Bram Bogart

Vigo, London, H11

Bram Bogart, Call-Girl, 1964, Mixed media, 203 ×  × 202 × 10 cm, Courtesy of Vigo Gallery

Bram Bogart, Call-Girl, 1964, Mixed media, 203 ×  × 202 × 10 cm, Courtesy of Vigo Gallery

Vigo gives a solo presentation by Bram Bogart (1921–2012), an artist who explored the material possibilities of painting. Like his contemporaries Jan Schoonhoven, Alberto Burri, and Lucio Fontana, he challenged and blurred traditional notions of painting and sculpture by building three dimensional paintings comprised of mostly natural ingredients including various oils, glue, varnish, pigment, siccative, powdered chalk, and water.

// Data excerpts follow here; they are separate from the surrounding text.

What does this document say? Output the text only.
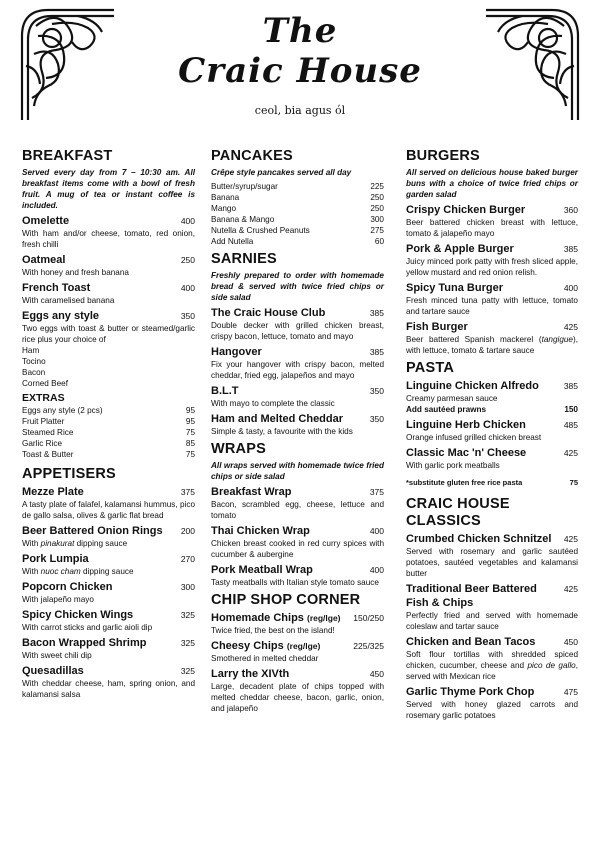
The
Craic House
ceol, bia agus ól
BREAKFAST
Served every day from 7 – 10:30 am. All breakfast items come with a bowl of fresh fruit. A mug of tea or instant coffee is included.
Omelette	400
With ham and/or cheese, tomato, red onion, fresh chilli
Oatmeal	250
With honey and fresh banana
French Toast	400
With caramelised banana
Eggs any style	350
Two eggs with toast & butter or steamed/garlic rice plus your choice of
Ham
Tocino
Bacon
Corned Beef
EXTRAS
Eggs any style (2 pcs)	95
Fruit Platter	95
Steamed Rice	75
Garlic Rice	85
Toast & Butter	75
APPETISERS
Mezze Plate	375
A tasty plate of falafel, kalamansi hummus, pico de gallo salsa, olives & garlic flat bread
Beer Battered Onion Rings 200
With pinakurat dipping sauce
Pork Lumpia	270
With nuoc cham dipping sauce
Popcorn Chicken	300
With jalapeño mayo
Spicy Chicken Wings	325
With carrot sticks and garlic aioli dip
Bacon Wrapped Shrimp	325
With sweet chili dip
Quesadillas	325
With cheddar cheese, ham, spring onion, and kalamansi salsa
PANCAKES
Crêpe style pancakes served all day
Butter/syrup/sugar	225
Banana	250
Mango	250
Banana & Mango	300
Nutella & Crushed Peanuts	275
Add Nutella	60
SARNIES
Freshly prepared to order with homemade bread & served with twice fried chips or side salad
The Craic House Club	385
Double decker with grilled chicken breast, crispy bacon, lettuce, tomato and mayo
Hangover	385
Fix your hangover with crispy bacon, melted cheddar, fried egg, jalapeños and mayo
B.L.T	350
With mayo to complete the classic
Ham and Melted Cheddar	350
Simple & tasty, a favourite with the kids
WRAPS
All wraps served with homemade twice fried chips or side salad
Breakfast Wrap	375
Bacon, scrambled egg, cheese, lettuce and tomato
Thai Chicken Wrap	400
Chicken breast cooked in red curry spices with cucumber & aubergine
Pork Meatball Wrap	400
Tasty meatballs with Italian style tomato sauce
CHIP SHOP CORNER
Homemade Chips (reg/lge) 150/250
Twice fried, the best on the island!
Cheesy Chips (reg/lge)	225/325
Smothered in melted cheddar
Larry the XIVth	450
Large, decadent plate of chips topped with melted cheddar cheese, bacon, garlic, onion, and jalapeño
BURGERS
All served on delicious house baked burger buns with a choice of twice fried chips or garden salad
Crispy Chicken Burger	360
Beer battered chicken breast with lettuce, tomato & jalapeño mayo
Pork & Apple Burger	385
Juicy minced pork patty with fresh sliced apple, yellow mustard and red onion relish.
Spicy Tuna Burger	400
Fresh minced tuna patty with lettuce, tomato and tartare sauce
Fish Burger	425
Beer battered Spanish mackerel (tangigue), with lettuce, tomato & tartare sauce
PASTA
Linguine Chicken Alfredo	385
Creamy parmesan sauce
Add sautéed prawns	150
Linguine Herb Chicken	485
Orange infused grilled chicken breast
Classic Mac 'n' Cheese	425
With garlic pork meatballs
*substitute gluten free rice pasta	75
CRAIC HOUSE
CLASSICS
Crumbed Chicken Schnitzel 425
Served with rosemary and garlic sautéed potatoes, sautéed vegetables and kalamansi butter
Traditional Beer Battered Fish & Chips
425
Perfectly fried and served with homemade coleslaw and tartar sauce
Chicken and Bean Tacos	450
Soft flour tortillas with shredded spiced chicken, cucumber, cheese and pico de gallo, served with Mexican rice
Garlic Thyme Pork Chop	475
Served with honey glazed carrots and rosemary garlic potatoes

Bogart’s investigation into the sculptural possibilities of paint led him to use increasingly thick layers and create a nuanced textural surface, exploring balance and disorder, two and three dimensionality, colour and structure. He worked on a scale that was very rare in Europe during this period and refused to be pigeon-holed into any school or grouping but was an artist’s artist influencing many of his contemporaries and swapping works with Fontana, Schoonhoven and others. As a young artit, his heroes were Rembrandt, Piet Mondrian and Vincent Van Gogh and this Dutch lineage is evident in his work.

Vigo presents rare works created in the 1950s and ‘60s alongside one ‘90s painting to show Bogart’s continuity and progression in pushing the medium to its limits. The contrast between the classic 1959 work Agglomeration and the 1993 Russian-way illustrates this evolution.

Highlights include Printemps Neerlandais (1959), the nearest work in date and style to his masterpiece Absolution (1959, Tate Modern) and the sublime Call Girl (1964) a painting that encapsulates Bogart’s skills as an artist.